In recent years, there have been modifications to the classical pharyngeal procedures that show somewhat better outcomes, though in very select populations. Because collapse can occur at various sites along the upper airway, some have advocated a multi-level and/or multi-phase approach to the surgical treatment of OSA with multiple procedures during the same operation. These include MMA and RF treatments (discussed previously), and a variety of other combinations of procedures. The majority of these combine UPPP with a surgical procedure that involves surgery on the tongue, whether radiofrequency ablation, mid-line glossectomy, tongue advancement or tongue suspension.
2. Maxillo-Mandibular Advancement
Maxillo-Mandibular Advancement (MMA)—a multilevel skeletal surgery designed to enlarge the velo-orohypopharyngeal airway without direct manipulation of the pharyngeal tissues. It advances the anterior pharyngeal tissues (soft palate, tongue base, and suprahyoid musculature) attached to the maxilla, mandible and hyoid bone and is accomplished by LeFort I and bilateral sagittal split rami osteotomies that are stabilized with screws, plates or bone grafts.
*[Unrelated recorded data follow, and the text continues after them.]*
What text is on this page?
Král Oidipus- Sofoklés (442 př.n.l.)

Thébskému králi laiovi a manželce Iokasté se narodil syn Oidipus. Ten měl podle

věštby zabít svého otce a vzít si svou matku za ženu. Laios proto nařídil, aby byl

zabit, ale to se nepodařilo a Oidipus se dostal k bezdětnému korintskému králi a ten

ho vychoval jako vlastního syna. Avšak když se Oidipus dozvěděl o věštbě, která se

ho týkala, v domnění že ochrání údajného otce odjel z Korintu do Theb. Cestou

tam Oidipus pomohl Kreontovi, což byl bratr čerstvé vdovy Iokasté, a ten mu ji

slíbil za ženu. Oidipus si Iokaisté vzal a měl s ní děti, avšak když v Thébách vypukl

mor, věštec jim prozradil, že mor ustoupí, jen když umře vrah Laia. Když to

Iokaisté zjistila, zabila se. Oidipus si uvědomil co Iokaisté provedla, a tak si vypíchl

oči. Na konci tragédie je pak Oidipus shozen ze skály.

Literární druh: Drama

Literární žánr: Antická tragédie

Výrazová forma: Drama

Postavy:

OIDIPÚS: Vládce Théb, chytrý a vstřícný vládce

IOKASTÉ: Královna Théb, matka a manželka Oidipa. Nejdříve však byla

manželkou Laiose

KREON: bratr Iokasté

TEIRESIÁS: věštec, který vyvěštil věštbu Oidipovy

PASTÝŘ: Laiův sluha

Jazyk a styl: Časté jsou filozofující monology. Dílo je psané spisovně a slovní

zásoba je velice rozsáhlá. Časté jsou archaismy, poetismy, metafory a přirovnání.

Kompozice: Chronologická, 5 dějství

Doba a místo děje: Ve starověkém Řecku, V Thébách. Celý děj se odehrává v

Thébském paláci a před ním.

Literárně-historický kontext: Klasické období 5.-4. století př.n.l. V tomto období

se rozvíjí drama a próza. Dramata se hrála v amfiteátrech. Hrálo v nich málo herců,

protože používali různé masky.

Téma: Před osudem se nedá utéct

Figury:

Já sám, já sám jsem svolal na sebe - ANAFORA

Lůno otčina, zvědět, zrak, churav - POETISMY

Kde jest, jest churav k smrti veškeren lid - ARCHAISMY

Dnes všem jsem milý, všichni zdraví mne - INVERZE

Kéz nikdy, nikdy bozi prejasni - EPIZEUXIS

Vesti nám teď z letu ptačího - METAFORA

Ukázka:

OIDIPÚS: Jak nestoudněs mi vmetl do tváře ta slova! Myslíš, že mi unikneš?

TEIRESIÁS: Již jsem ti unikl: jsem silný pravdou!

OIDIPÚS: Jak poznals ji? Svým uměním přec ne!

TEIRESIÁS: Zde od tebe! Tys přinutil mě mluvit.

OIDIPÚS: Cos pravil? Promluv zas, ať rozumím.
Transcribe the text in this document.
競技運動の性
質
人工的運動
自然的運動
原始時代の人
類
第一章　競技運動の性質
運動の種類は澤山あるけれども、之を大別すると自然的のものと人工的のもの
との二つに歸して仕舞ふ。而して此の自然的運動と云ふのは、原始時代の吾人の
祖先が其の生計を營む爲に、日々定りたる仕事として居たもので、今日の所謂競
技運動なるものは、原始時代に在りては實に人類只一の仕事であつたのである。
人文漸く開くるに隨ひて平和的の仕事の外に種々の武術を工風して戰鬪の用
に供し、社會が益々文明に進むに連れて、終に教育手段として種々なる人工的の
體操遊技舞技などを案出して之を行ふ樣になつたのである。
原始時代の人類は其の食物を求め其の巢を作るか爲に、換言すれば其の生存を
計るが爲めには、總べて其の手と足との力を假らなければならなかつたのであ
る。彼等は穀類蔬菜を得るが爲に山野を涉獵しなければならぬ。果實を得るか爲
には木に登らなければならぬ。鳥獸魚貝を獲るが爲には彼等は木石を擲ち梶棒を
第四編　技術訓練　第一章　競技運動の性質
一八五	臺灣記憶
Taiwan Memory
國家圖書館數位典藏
The literature is limited to case series which are prone to bias, but the impact of MMA on OSA is promising, with a reduction in the AHI exceeding 80%. Importantly, the pre-operative surgical approach in these papers was surgeon-dependent; currently, the approach is yet to be standardized, though the field is actively exploring such pathways. Although no serious adverse events were reported in the literature, it is important to note that there has not been a systematic exploration of adverse outcomes and the findings rely entirely on author self-reporting. MMA is a lengthy and technically challenging procedure and presents inherent risks of dental malocclusion and facial neurosensory deficits.
Tracheostomy continues to have a role in the management of OSA, particularly in those whose disease is very severe or who have concomitant needs for mechanical ventilation. The procedure involves bypassing of the pharynx and soft tissues of the upper airway by creation of a stoma in the upper trachea caudal to the pharynx. Trach site care and the risk of respiratory infection necessitates the limitation of this procedure to select groups of patients.
Overall, the surgical data leave questions about specific sub-groups of patients unanswered. Outcomes in women, some minorities and those more than 50 years of age are lacking. Whether body weight imparts influence on outcomes is not clearly evident from the current dataset. Finally, there are little to no data of the effects of surgical procedures on cardiovascular outcomes in those with OSA.
- Caples SM, Rowley JA, Prinsell JR, et al. Surgical modifications of the upper airway for obstructive sleep apnea in adults: a systematic review and meta-analysis. Sleep 2010; 33:1396-407.